A decade ago Apple launched the iPod with the slogan “1,000 songs in your pocket”. The claim encapsulated seamless integration of content and delivery. The launch of the iPod mattered not just for what it did, but for what it implied for the future. The age of the personal computer was ending, giving way to an era in which a single handheld device would be the gateway to every service that could be delivered electronically.
So why didn’t Sony do it? The company created the Walkman, the analogue predecessor to the iPod. For a generation, Sony was the world’s most successful consumer electronics company. It developed a vision of integration of devices and content long before Apple dreamt of going into the music business. The route Sony followed was acquisition. In 1987, Sony bought CBS records. Two years later the company purchased Columbia Pictures.
Sony had seen the future. And it worked, but not for them. Apple went on to dominate the new markets, transforming itself from a computer company into both a leading consumer electronics company and a major retailer. Sony didn’t even come close. (In his biography of Steve Jobs, Walter Isaacson recounts a discussion with the Apple founder on this issue.)

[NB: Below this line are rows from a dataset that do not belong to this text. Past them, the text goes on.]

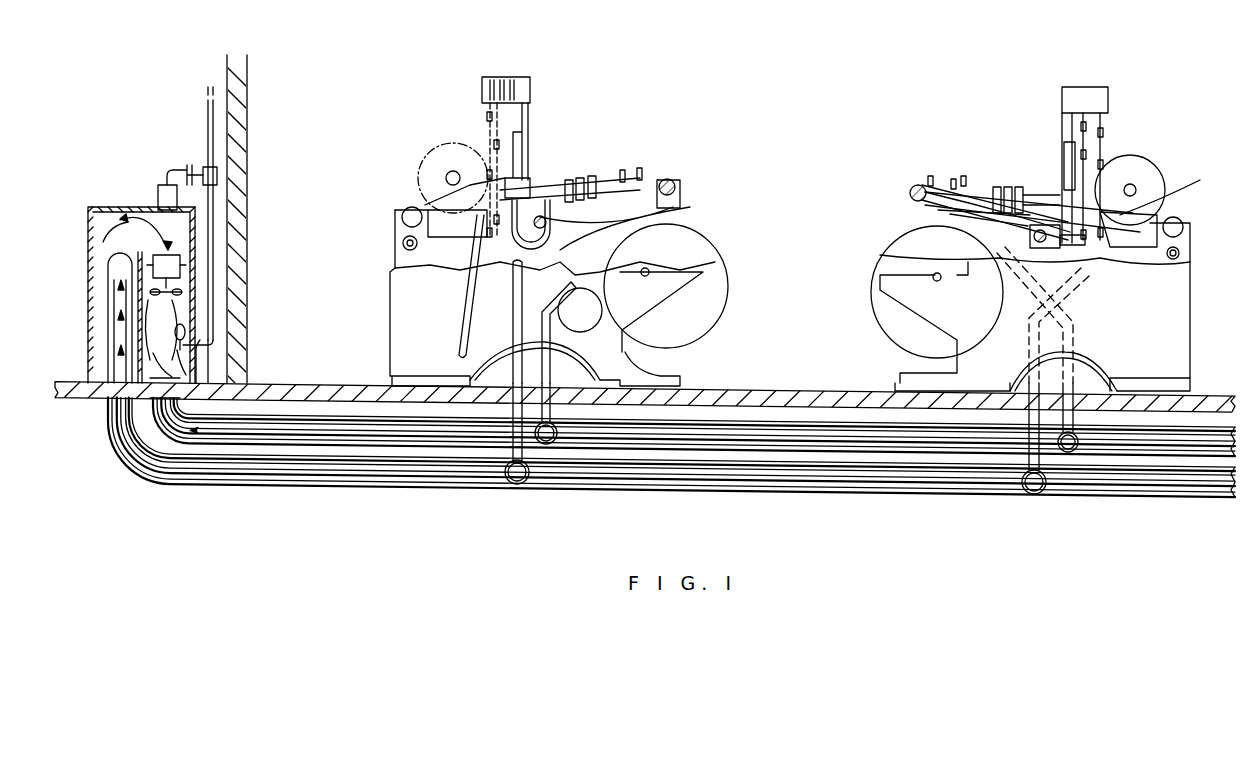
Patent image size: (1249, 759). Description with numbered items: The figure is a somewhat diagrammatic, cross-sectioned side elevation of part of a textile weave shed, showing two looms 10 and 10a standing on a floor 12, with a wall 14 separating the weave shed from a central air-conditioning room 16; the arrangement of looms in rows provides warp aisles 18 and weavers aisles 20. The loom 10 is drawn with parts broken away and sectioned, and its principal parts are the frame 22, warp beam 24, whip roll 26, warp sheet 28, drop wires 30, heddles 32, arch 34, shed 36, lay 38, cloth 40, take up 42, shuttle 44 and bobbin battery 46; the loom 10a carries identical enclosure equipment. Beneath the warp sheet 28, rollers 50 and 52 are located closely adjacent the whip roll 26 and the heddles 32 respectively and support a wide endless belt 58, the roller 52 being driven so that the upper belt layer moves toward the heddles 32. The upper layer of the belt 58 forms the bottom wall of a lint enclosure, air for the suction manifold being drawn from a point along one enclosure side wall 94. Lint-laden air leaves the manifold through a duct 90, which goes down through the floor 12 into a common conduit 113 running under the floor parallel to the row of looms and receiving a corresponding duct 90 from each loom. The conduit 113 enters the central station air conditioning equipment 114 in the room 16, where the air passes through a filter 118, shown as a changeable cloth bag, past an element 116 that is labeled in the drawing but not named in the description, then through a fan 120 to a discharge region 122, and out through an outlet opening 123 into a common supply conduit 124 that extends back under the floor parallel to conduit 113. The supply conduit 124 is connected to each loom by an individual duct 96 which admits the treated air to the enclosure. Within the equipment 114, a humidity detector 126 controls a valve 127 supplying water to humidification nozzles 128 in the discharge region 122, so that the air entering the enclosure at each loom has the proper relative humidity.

The loom 10 is at (1032, 239).
The loom 10a is at (763, 231).
The floor 12 is at (752, 398).
The wall 14 is at (237, 270).
The central air-conditioning room 16 is at (172, 120).
The warp aisle 18 is at (792, 288).
The weavers aisle 20 is at (341, 256).
The frame 22 is at (444, 311).
The warp beam 24 is at (882, 332).
The whip roll 26 is at (917, 188).
The warp sheet 28 is at (950, 188).
The drop wires 30 is at (1008, 190).
The heddles 32 is at (1100, 148).
The arch 34 is at (1066, 100).
The shed 36 is at (1150, 205).
The lay 38 is at (1182, 222).
The cloth 40 is at (1120, 215).
The take up 42 is at (1178, 232).
The shuttle 44 is at (1105, 215).
The bobbin battery 46 is at (1148, 163).
The roller 50 is at (932, 178).
The roller 52 is at (1070, 192).
The endless belt 58 is at (973, 205).
The duct 90 is at (510, 296).
The side wall 94 is at (527, 192).
The duct 96 is at (553, 342).
The common conduit 113 is at (440, 513).
The central station air conditioning equipment 114 is at (103, 200).
The fan 116 is at (187, 243).
The filter 118 is at (123, 282).
The fan 120 is at (214, 225).
The discharge region 122 is at (187, 360).
The outlet opening 123 is at (210, 380).
The common supply conduit 124 is at (352, 428).
The humidity detector 126 is at (165, 190).
The valve 127 is at (212, 176).
The humidification nozzles 128 is at (195, 338).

However, its failure is hardly unique. The acquisition of AOL by Time Warner is now notorious as possibly the worst merger in history, although Royal Bank of Scotland’s purchase of the Dutch bank ABN Amro runs it close.
As at Sony, Time Warner’s vision of the future was correct. But, as at Sony, it didn’t work for them. Amazon, a retailer, transformed the distribution of print media: just as Apple, a computer company, has transformed the distribution of audio-visual media. And paradoxically, Sony, which didn’t have a book business, proved more effective in e-publishing than in exploiting new distribution systems for audio and video.
AT&T saw in the 1980s that the emergence of computing and telecommunications would define the future of both industries. The vision was again well-founded. But the belief that the means of influencing that future was to buy a computer company was a preposterous misconception, and AT&T would play only a secondary role in the dramatic events that followed.
Narratives of industry evolution often represent fairy tales constructed by corporate financiers, or ambitious chief executives. They relentlessly seek rationale, however spurious, for the next deal. Remember the cradle-to-grave financial services business that would arise from the merger of Travelers and Citibank? Or the seamless home-to-destination service that would follow from United Air Lines’ purchase of car hire and hotel businesses? But the narratives that were used as justification for the Sony or Time Warner or AT&T transactions were not fantasies.
So why did they not come to pass? The explanation can be found in Clayton Christensen’s analysis of the innovator’s dilemma. Established companies in an industry are naturally resistant to disruptive innovation, which threatens their existing capabilities and cannibalises their existing products. A collection of all the businesses which might be transformed by disruptive innovation might at first sight appear to be a means of assembling the capabilities needed to manage change. In practice, it is a means of gathering together everyone who has an incentive to resist change.
The executives of music companies, film studios and book publishers did not rush to embrace the opportunities offered by new channels of distribution. They saw these technological developments as threats to well established business models in which they had large personal and corporate investments. And they were right to think this. So convergence was accomplished by groups such as Apple and Amazon, which had no similar vested interests to oppose change. These companies succeeded precisely because they were outsiders.
Economic growth is held back by industries where established interests are so powerful that disruptive innovation can be staved off for ever. Financial services is probably one. And education another. I think often of the contrast between the power of information technology to transform the process of learning, and the little progress that has been made towards actually doing so.